Nel caso in specie tutto questo ha conseguenze pratiche determinanti, perché, oltre all'importante questione che attiene al termine di prescrizione, invocare una responsabilità contrattuale comporta un'impostazione del procedimento affatto diversa che, se pianificata erroneamente, implica un esito nefasto dell'azione giudiziaria promossa.

Per la chiarezza delle sue argomentazioni, questa sentenza potrebbe essere adoperata come una sorta di vademecum per il legale che volesse istruire una causa per il risarcimento di danni agli eredi di una presunta vittima di malpractice medica.
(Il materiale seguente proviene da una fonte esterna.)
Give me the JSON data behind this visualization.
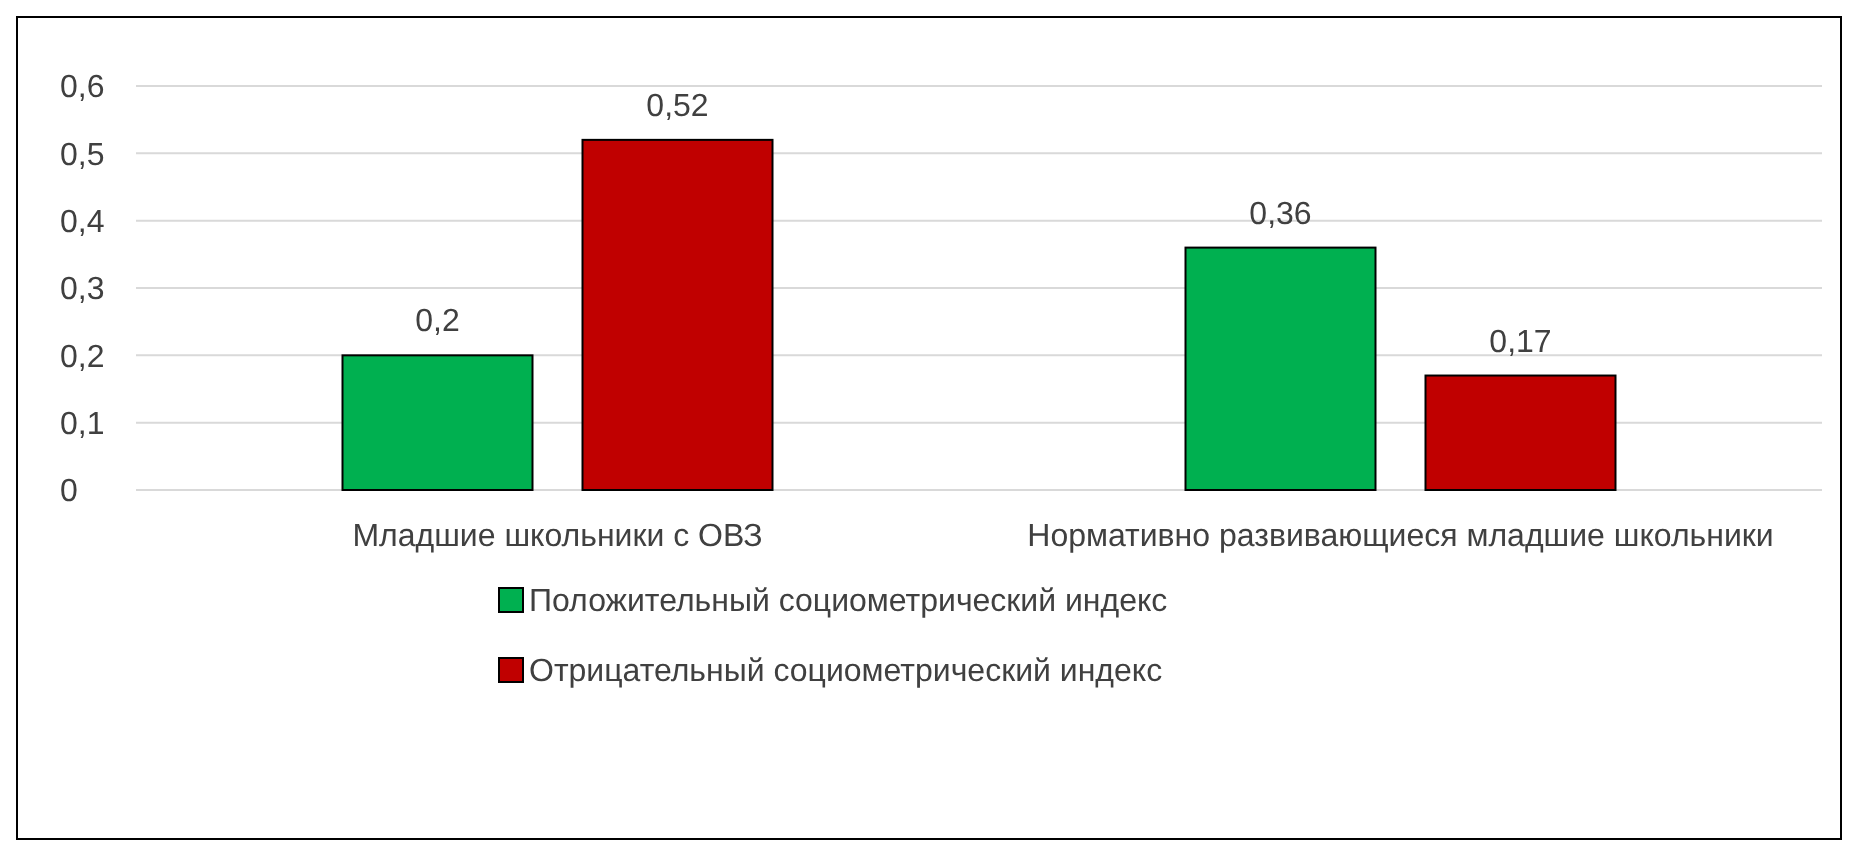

In quanto vittime secondarie dell'illecito, la natura della responsabilità che grava sui sanitari nei loro confronti, infatti, è di natura extracontrattuale e risale al disposto degli artt. 2043 e 2049 c.c.

Premesso che, a prescindere dalla natura della responsabilità evocata, la dimostrazione del danno resta comunque in carico alla parte danneggiata, perché il procedimento abbia l'esito sperato è dunque necessario che le allegazioni siano non solo tempestive, e dunque proposte nei termini previsti dall'art. 183 del c.p.c., ma perfettamente specifiche e circostanziate.

È quindi determinante dimostrare gli elementi costitutivi della colpa medica

,

ovvero la negligenza, imprudenza ed imperizia dei sanitari, la causalità della colpa loro ascritta, con indicazione della norma cautelare violata, e l'esigibilità del rispetto di tale norma nelle condizioni particolari in cui i sanitari stessi si siano trovati ad operare.